INSITU TUMOR RADIOSENSITIZATION INDUCED BY CLOFIBRATE ADMINISTRATION - SINGLE DOSE AND FRACTIONATED STUDIES

It is generally accepted that hypoxia is a common occurrence in many experimental and human tumours and that it is a major cause of local failure after radiotherapy. Many attempts have been made over the last years to eliminate this problem. One of the manoeuvres to improve tumour oxygenation is to manipulate the binding affinity of oxygen (O2) and haemoglobin (Hb).

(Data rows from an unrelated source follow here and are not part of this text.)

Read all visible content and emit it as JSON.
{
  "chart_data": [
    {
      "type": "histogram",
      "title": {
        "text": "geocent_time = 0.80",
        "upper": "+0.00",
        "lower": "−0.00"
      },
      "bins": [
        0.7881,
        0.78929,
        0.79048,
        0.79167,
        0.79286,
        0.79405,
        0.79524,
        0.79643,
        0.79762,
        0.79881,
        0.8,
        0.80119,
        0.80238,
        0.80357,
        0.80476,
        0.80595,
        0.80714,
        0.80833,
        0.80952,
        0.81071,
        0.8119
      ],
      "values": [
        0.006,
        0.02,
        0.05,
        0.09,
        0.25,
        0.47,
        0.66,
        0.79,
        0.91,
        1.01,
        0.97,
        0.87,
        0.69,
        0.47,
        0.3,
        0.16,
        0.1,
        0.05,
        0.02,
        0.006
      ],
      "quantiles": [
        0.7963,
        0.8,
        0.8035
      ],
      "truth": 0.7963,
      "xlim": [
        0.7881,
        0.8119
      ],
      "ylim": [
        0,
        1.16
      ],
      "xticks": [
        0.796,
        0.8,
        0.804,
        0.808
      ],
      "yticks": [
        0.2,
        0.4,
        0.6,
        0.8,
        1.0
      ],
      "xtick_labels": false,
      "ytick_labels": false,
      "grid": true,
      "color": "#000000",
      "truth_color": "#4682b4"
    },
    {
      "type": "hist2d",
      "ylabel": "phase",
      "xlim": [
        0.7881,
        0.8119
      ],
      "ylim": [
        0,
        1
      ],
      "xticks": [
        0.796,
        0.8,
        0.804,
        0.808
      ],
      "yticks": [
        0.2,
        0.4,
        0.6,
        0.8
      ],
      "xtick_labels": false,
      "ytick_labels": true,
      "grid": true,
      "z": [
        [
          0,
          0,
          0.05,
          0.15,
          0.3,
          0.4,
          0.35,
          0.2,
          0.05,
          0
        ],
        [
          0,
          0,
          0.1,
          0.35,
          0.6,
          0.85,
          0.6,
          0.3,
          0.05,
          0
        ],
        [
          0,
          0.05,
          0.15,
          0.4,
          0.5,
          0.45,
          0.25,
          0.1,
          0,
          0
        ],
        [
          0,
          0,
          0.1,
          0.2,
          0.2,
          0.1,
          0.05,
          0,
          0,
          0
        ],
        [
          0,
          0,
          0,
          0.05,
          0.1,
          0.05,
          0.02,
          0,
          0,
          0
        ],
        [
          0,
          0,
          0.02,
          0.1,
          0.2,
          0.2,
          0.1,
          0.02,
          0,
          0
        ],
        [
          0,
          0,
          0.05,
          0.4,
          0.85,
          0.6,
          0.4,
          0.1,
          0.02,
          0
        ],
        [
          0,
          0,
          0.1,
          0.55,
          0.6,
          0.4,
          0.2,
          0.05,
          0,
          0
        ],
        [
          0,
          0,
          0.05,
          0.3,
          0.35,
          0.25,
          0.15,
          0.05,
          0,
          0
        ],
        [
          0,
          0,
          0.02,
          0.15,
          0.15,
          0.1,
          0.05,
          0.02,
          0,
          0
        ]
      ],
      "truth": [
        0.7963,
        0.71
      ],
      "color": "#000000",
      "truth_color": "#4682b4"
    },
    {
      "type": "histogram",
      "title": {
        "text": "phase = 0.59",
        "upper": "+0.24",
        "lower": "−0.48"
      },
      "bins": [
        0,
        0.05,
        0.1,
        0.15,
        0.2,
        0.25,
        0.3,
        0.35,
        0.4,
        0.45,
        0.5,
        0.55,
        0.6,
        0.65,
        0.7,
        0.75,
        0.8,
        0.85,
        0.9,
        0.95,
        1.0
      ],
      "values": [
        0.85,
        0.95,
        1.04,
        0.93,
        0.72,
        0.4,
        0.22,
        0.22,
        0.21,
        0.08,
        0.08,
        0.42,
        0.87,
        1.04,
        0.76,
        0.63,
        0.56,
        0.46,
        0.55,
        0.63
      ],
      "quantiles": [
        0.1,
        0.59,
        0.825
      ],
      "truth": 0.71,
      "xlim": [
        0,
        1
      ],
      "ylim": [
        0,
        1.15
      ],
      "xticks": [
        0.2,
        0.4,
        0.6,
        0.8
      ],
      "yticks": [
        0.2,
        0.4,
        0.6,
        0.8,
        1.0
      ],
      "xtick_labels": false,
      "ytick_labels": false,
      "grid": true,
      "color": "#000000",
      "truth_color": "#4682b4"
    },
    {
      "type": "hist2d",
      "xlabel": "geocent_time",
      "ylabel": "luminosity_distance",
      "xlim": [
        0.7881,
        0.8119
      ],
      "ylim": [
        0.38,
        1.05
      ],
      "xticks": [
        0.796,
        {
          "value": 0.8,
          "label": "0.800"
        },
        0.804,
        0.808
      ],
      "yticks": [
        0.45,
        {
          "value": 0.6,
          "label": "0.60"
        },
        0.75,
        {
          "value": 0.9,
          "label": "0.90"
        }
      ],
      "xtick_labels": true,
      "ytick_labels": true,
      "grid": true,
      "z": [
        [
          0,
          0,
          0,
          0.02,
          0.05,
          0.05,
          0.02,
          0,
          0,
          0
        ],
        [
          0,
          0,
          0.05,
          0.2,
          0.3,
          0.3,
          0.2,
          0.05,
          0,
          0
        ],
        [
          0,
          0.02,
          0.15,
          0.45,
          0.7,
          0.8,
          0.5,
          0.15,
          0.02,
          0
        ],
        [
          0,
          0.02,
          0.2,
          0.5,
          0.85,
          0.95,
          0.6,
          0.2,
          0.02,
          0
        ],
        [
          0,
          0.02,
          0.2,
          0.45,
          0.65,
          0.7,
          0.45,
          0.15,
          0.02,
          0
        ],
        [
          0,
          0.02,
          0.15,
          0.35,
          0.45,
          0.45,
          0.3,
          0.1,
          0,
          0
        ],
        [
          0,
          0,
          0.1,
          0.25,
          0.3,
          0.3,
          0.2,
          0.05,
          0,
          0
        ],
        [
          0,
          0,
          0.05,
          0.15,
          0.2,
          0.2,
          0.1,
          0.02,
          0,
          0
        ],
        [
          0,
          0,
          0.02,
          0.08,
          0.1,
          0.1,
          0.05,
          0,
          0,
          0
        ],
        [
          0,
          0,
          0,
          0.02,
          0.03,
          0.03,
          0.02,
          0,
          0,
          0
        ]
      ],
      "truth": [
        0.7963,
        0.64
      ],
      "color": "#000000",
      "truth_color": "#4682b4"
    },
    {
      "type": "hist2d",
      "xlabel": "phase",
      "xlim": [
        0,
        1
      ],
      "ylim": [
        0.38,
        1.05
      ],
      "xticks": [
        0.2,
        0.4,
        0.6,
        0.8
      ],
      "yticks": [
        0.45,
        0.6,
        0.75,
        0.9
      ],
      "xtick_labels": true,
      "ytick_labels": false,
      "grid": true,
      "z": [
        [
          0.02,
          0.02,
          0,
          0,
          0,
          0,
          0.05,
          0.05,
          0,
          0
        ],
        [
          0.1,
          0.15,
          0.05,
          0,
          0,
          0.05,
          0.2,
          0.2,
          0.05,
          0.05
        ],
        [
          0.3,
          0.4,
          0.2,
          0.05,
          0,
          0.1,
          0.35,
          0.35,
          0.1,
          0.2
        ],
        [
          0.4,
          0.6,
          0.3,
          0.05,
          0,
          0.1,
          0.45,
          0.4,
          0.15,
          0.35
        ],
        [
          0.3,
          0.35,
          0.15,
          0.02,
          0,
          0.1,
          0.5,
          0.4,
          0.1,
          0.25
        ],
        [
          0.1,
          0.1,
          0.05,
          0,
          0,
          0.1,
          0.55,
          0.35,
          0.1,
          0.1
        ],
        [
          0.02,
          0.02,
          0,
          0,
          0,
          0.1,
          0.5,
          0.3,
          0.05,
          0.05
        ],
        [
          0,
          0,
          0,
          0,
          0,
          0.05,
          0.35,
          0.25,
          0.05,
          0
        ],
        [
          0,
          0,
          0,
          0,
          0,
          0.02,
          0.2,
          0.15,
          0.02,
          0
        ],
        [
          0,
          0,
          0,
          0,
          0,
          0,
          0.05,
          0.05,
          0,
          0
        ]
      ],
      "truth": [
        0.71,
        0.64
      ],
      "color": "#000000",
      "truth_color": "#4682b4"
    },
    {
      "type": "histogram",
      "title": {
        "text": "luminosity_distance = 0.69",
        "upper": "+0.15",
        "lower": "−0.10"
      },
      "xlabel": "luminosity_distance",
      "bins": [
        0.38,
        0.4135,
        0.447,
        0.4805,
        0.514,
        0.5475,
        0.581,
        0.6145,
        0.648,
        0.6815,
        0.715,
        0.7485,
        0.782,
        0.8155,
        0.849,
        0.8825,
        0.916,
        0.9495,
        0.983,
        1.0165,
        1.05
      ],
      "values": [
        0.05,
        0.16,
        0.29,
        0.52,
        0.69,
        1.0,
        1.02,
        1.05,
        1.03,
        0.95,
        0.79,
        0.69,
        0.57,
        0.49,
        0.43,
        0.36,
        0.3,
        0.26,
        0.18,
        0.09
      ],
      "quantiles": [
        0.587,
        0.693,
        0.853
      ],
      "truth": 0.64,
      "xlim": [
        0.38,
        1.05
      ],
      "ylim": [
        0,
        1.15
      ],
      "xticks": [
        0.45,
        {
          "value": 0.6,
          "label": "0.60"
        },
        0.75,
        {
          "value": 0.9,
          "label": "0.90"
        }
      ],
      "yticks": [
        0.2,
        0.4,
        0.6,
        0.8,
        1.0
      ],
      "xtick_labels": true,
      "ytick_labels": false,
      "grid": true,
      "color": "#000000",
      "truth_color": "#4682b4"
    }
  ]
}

Previous studies have shown that some antilipidaemic drugs (clofibrate and its analogues) can reduce the Hb/O2 binding affinity and sensitize various animal tumours to radiation. The present study evaluated the ability of clofibrate to sensitize in situ a mouse carcinoma (CaNT) to radiation. Clofibrate at 1.5 mmol/kg increased the tumour radiosensitivity, when it was administered per os 2-6 h before a single radiation dose or 2 to 4 h before each of 10 fractions in 5 days. In both the single dose and fractionated regimens, the radiosensitizing effect was drug dose-dependent, but was only statistically significant at doses from 1.0 to 2.0 mmol/kg. These results suggest that clofibrate may be an effective radiosensitizer at radiation doses that are clinically relevant. Further experiments need to be carried out to evaluate clofibrate analogues for their radiosensitizing properties. Clofibrate tolerable doses in man have to be determined first in order to know if clofibrate and analogues could play a role in the clinical management of tumours where hypoxia may limit the outcome of radiotherapy.